2008_11_soc_fr

Entretien : «On pensait que le numéro 1 pourrait se croire plus puissant ou plus intéressant que le numéro 2 »

En 1790, sous la Révolution, les départements ont été créés avec un souci bien précis : toutes les villes d’un même département se trouvaient à une journée de cheval maximum de la ville choisie comme chef-lieu ; on dit maintenant préfecture. A l’époque, il y avait 83 départements, contre 99 aujourd’hui. Leur histoire nous est contée par Marie-Vic Ozouf-Marignier, directrice du Groupe de géographie sociale de l’Ecole des Hautes Etudes en Sciences Sociales.

-Les départements ont été créés volontairement comme un double système, à la fois politique et administratif, c’est-à-dire qu’ils devaient représenter la base électorale pour la formation des assemblées législatives, la Chambre des députés et, d’autre part, ils devaient être une unité administrative de gestion de toute la vie publique.

Est-ce qu’on a essayé de diviser des régions un peu frondeuses ?

-Oui, tout-à-fait. Le gros problème auquel de sont heurtés les députés révolutionnaires qui ont fabriqué les départements, c’est l’opposition des anciennes provinces, en particulier, les grosses provinces comme la Bretagne, comme le Languedoc, le Dauphiné qui ne voulaient pas être fractionnées en unités plus petites. Finalement, le principe de fractionnement des grandes provinces a été maintenu et on a simplement, dans le détail, essayé de respecter les habitudes locales dans telle ou telle ville.

Le découpage départemental a-t-il évolué ?

-Non, le découpage départemental n’a pratiquement pas changé depuis sa création, si ce n’est du fait de l’adjonction des départements de la Savoie et donc du comté de Nice, devenu les Alpes-Maritimes, en 1860 et, évidemment, au début des années 1960, la réorganisation des départements autour de Paris et puis, il faut effectivement ajouter la transformation des territoires d’outre-mer en département.

Pourquoi on a choisi d’attribuer des numéros à ces départements ?

-Alors le choix n’a pas été immédiat. Au début, on a plutôt choisi de ne pas leur donner des numéros parce que dans l’esprit égalitaire qui régnait au moment de la Révolution, on pensait que le numéro 1 pourrait se croire plus puissant ou plus intéressant que le numéro 2. Alors, ensuite, la numérotation s’est très vite imposée dans les annuaires, dans tous les systèmes de repérage, effectivement, des départements, jusqu’à constituer une forme d’identité, parfois très forte d’ailleurs, puisque actuellement, dans les départements d’outre-mer justement, il est courant que les jeunes portent des t-shirts avec le numéro du département. Quelque chose d’aussi abstrait qu’un numéro a pu forger une identité départementale.

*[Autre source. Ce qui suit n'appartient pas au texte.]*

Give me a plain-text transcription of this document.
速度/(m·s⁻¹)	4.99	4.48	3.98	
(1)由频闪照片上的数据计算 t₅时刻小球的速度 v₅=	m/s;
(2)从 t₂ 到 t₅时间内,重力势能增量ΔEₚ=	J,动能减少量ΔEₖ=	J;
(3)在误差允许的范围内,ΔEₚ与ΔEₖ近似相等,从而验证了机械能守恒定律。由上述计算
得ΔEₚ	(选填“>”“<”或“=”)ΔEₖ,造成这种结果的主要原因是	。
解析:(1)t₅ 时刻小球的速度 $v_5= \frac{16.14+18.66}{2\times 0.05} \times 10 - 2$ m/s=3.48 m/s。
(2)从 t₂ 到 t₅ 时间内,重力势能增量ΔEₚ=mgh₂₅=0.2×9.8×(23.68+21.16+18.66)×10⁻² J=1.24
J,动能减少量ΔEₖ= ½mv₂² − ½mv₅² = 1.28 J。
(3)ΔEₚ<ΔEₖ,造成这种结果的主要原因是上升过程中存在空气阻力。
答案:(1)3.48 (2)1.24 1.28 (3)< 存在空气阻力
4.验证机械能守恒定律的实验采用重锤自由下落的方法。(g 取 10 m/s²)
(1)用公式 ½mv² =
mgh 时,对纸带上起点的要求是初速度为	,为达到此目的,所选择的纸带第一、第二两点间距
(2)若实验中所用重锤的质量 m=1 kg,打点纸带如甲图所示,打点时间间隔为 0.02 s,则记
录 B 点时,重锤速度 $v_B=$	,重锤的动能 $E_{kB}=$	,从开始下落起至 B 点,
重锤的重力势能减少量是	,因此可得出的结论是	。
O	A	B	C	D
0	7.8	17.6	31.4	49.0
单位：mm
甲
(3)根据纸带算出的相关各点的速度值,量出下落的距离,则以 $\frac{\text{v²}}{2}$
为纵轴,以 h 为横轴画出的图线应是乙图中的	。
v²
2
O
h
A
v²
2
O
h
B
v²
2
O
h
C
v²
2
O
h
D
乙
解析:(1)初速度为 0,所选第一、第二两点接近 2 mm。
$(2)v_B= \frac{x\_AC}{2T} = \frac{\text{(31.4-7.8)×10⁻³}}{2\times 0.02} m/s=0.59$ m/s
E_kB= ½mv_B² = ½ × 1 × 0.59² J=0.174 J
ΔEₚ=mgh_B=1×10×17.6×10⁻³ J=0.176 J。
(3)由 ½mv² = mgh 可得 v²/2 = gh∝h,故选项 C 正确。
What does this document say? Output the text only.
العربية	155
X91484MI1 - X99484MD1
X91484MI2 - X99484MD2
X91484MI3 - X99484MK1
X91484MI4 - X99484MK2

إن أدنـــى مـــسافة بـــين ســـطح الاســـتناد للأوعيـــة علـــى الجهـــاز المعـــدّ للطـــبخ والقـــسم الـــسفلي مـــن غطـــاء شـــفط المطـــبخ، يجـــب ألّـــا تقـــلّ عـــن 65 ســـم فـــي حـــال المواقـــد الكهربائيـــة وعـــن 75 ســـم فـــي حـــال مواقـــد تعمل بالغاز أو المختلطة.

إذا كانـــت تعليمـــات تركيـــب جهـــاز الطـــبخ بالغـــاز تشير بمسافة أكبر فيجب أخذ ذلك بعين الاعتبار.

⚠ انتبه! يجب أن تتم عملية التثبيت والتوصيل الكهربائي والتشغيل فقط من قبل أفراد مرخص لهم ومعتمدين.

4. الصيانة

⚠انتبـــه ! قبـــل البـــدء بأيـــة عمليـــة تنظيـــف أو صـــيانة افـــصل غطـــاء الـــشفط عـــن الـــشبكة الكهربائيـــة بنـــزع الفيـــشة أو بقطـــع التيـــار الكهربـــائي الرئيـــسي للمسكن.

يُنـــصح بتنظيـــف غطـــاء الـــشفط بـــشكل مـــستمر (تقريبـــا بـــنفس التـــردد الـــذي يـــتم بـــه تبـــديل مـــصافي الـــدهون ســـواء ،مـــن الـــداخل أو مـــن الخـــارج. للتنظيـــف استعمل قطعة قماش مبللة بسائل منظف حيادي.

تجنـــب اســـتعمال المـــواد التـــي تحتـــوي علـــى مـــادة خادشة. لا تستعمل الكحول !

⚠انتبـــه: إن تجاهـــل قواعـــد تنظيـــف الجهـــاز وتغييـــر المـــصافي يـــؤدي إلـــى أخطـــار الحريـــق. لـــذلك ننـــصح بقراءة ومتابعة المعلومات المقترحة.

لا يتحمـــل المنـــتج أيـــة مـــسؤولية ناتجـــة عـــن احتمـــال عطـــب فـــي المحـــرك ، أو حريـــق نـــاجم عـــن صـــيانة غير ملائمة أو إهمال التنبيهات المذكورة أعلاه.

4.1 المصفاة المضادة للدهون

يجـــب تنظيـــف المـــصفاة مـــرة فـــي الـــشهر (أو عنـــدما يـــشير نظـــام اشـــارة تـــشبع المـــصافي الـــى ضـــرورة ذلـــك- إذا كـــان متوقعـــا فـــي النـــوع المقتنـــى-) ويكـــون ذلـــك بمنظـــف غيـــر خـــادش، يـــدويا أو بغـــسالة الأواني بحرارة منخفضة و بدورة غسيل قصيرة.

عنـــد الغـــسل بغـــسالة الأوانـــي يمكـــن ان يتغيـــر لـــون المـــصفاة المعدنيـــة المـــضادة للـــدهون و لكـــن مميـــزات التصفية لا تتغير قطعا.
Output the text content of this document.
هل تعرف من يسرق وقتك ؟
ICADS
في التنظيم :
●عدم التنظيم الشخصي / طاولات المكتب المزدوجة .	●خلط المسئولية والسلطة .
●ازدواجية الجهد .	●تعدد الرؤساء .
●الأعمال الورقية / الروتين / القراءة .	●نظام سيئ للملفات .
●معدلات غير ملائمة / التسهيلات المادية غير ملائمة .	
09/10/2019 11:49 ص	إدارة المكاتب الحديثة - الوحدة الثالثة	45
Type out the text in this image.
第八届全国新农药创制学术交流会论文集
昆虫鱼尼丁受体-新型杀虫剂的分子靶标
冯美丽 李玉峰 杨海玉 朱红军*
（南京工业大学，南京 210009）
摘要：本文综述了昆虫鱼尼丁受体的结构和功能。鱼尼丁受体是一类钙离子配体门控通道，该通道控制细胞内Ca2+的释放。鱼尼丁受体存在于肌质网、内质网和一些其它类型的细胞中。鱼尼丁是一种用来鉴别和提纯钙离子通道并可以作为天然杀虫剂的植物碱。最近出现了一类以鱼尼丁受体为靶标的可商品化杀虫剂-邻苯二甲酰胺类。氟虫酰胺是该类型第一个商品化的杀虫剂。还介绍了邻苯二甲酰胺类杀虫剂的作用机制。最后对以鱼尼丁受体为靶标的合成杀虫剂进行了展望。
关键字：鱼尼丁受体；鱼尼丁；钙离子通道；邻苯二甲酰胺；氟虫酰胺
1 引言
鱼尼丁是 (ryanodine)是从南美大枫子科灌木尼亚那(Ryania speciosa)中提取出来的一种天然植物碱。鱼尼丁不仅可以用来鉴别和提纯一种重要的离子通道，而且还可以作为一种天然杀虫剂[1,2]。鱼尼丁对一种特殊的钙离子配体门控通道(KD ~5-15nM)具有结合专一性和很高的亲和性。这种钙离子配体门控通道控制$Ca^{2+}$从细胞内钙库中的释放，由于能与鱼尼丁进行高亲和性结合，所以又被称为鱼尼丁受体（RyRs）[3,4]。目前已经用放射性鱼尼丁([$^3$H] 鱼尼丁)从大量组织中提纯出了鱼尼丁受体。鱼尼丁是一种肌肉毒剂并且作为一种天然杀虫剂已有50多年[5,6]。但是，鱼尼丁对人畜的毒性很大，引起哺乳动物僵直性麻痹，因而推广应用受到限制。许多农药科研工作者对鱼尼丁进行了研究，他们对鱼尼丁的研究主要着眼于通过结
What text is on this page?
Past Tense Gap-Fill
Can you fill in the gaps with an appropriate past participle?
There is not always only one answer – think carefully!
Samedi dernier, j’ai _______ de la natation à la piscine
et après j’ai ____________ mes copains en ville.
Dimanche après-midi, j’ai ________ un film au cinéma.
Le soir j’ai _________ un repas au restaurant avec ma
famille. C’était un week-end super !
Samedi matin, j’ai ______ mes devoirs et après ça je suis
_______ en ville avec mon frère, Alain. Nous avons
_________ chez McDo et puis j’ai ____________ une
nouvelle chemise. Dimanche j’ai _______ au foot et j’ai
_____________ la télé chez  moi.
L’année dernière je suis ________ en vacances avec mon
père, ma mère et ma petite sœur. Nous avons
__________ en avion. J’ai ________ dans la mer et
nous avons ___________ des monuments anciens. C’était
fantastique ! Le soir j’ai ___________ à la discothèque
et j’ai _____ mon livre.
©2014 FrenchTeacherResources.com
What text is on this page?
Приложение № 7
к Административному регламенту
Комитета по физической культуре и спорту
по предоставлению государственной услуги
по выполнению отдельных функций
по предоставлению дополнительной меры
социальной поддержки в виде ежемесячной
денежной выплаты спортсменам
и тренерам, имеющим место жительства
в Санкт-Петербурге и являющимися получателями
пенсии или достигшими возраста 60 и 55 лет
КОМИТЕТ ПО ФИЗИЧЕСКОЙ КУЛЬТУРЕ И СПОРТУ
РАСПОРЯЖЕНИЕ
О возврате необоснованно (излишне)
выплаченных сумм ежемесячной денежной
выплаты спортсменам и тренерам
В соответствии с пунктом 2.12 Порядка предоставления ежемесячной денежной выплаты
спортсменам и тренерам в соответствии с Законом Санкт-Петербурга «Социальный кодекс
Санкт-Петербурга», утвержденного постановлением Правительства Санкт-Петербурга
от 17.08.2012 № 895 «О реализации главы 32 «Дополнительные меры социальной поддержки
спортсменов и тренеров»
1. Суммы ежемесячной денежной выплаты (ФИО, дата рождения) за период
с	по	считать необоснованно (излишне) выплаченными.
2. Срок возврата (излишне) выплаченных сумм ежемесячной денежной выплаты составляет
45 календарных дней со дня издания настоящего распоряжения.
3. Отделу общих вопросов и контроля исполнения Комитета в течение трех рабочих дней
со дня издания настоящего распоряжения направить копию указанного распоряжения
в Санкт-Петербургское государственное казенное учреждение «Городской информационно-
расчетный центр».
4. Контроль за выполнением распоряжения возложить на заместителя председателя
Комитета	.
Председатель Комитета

Pourrait-on avoir de nouveaux découpages dans les années à venir ?

-On y pense évidemment très sérieusement et surtout dans le cadre de l’intégration européenne, qui encourage des regroupements, d’une part supra communaux, d’autre part supra départementaux au niveau de la région, mais les résistances donc à la fois politiques et sentimentales sont très fortes comme on peut le voir avec cette question des numéros de départements sur les plaques d’immatriculation. Pour supprimer les départements, il faudrait que les habitants et les hommes politiques prennent conscience qu’ils auraient quelque chose à y gagner. Or, actuellement, ça ne semble pas être le cas.